Наташа была зла. Мало того, что Катюша забрала ее деньги, так еще и умудрилась обвести вокруг пальца и ее, и Диму. Такой подлости от дочери она не ожидала.

– Собственно, интерес Катюши к Диме закончился ровно тогда, когда последние двести тысяч перекочевали ей в карман. Это случилось за несколько месяцев до убийства. С тех пор Катюша с ним не встречалась.

– Я в шоке!

– О том я тебе и говорю, подруга, ты лезла не в свое дело и понимала все не так, как было на самом деле.
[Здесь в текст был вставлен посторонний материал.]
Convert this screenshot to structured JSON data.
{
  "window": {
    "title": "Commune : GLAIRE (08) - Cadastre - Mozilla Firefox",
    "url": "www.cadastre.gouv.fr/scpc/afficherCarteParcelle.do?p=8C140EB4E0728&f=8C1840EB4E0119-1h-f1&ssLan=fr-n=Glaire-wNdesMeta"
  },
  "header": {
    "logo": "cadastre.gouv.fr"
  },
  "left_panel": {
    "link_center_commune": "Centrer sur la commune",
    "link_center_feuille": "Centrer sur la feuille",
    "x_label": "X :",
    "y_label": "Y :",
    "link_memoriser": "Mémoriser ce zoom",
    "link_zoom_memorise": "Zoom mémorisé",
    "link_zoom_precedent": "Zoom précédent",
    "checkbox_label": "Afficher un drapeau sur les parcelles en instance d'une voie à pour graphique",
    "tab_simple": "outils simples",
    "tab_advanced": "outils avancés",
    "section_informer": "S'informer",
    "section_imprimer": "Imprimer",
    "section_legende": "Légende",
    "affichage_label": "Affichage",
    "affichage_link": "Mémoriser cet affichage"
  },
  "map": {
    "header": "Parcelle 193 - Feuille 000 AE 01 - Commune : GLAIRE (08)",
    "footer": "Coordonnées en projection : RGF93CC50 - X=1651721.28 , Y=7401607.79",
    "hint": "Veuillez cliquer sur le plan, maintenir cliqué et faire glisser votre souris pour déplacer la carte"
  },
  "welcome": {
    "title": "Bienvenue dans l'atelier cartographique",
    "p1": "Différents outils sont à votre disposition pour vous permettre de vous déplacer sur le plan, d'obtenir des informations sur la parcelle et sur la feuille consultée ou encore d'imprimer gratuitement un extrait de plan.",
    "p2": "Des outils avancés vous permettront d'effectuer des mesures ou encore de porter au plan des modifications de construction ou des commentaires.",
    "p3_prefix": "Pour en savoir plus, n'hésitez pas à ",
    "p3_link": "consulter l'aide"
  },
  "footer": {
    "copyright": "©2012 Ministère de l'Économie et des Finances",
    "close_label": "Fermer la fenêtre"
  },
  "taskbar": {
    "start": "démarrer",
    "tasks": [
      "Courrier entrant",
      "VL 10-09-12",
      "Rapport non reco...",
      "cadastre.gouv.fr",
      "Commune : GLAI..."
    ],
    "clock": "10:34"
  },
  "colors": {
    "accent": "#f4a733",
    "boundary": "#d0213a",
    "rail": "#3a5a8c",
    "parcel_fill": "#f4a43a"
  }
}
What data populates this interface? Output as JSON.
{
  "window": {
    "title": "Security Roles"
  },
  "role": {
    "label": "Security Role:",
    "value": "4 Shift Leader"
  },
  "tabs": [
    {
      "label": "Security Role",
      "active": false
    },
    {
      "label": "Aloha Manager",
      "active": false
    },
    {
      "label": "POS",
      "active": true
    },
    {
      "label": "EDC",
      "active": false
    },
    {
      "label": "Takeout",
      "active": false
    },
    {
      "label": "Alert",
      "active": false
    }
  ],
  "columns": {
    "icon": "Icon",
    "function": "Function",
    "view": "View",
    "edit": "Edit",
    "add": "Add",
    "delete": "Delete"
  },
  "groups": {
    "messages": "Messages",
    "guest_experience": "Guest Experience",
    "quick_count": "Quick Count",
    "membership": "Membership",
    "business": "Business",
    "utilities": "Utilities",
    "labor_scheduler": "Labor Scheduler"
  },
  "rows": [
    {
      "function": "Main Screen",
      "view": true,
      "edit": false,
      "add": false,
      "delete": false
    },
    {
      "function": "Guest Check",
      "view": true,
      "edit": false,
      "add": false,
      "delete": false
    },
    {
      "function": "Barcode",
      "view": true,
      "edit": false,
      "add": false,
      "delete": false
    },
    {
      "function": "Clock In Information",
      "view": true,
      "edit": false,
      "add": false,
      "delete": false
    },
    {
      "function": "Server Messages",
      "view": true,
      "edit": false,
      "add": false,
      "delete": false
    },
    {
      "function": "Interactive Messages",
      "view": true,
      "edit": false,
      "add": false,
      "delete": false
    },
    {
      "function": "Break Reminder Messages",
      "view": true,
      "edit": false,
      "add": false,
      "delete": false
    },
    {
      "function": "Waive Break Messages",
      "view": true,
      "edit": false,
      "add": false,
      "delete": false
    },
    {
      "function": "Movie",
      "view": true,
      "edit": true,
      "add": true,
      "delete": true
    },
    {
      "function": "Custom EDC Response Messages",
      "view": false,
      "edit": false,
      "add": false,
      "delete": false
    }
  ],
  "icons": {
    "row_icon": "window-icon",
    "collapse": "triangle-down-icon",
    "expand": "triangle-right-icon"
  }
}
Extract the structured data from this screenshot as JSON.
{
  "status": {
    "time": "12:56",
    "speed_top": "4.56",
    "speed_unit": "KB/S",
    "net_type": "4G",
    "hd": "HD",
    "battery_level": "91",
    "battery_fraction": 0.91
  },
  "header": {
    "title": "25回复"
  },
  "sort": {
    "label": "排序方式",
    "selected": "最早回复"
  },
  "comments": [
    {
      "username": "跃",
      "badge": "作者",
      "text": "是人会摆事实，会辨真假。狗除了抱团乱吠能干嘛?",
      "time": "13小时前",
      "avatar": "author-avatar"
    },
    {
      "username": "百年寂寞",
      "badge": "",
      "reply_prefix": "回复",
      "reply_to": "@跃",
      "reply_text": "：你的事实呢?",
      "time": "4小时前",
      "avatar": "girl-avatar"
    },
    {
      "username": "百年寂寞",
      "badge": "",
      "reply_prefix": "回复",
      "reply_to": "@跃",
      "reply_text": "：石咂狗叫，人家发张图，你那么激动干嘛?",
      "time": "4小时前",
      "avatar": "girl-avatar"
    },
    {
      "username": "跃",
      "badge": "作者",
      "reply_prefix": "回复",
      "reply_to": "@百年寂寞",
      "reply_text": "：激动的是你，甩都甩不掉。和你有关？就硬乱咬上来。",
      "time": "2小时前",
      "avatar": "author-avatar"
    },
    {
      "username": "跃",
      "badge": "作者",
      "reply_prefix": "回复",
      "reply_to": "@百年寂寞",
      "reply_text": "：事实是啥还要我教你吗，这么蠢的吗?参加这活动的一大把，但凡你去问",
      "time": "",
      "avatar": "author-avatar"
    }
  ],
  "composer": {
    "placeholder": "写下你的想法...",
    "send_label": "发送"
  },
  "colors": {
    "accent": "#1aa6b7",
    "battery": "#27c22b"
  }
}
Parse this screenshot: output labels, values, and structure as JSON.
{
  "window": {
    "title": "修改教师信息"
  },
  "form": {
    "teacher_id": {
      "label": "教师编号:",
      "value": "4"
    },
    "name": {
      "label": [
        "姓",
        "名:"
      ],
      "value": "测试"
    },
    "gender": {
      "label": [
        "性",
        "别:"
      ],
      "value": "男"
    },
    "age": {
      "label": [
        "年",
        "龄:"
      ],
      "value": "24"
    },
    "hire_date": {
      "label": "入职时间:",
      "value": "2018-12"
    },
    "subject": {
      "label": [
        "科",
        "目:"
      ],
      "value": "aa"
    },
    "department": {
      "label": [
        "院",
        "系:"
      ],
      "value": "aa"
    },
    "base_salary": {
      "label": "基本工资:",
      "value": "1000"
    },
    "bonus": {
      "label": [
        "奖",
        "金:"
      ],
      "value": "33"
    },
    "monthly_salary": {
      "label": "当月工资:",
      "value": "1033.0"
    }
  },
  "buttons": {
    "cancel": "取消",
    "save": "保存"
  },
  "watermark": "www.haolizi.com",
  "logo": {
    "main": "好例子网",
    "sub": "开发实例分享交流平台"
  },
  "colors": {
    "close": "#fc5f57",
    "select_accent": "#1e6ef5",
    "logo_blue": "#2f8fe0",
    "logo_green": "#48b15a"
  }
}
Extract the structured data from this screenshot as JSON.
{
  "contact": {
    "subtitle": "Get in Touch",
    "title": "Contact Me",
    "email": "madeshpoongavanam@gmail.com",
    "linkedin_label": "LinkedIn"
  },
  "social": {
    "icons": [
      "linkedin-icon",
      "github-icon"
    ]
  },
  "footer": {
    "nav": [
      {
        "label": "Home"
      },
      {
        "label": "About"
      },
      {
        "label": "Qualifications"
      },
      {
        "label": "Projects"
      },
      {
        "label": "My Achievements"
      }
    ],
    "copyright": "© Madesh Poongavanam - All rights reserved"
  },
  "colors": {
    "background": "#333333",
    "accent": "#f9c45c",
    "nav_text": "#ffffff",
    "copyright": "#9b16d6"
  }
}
Волноваться тебе нужно было о другом. А об этом самом другом тебе было волноваться некогда, потому что твой любопытный нос пытался вынюхать то, что тебя совершенно не касалось. И когда я говорила, что тебе нужно поговорить с Катей по душам, я имела в виду вовсе не ее сексуальные контакты. А ее образ жизни. Она действительно скатывается все ниже и ниже, и то, что ты видела в ночном клубе, – Катюше недалеко до такого состояния. Но не любовь и секс творят с людьми такое, а образ жизни. Наркотики, распущенность, отсутствие внимания и контроля опускают людей… Я недоумеваю какой год: чего ты ждешь?! Ты ждешь, когда Катюша достанет ресницами до дна?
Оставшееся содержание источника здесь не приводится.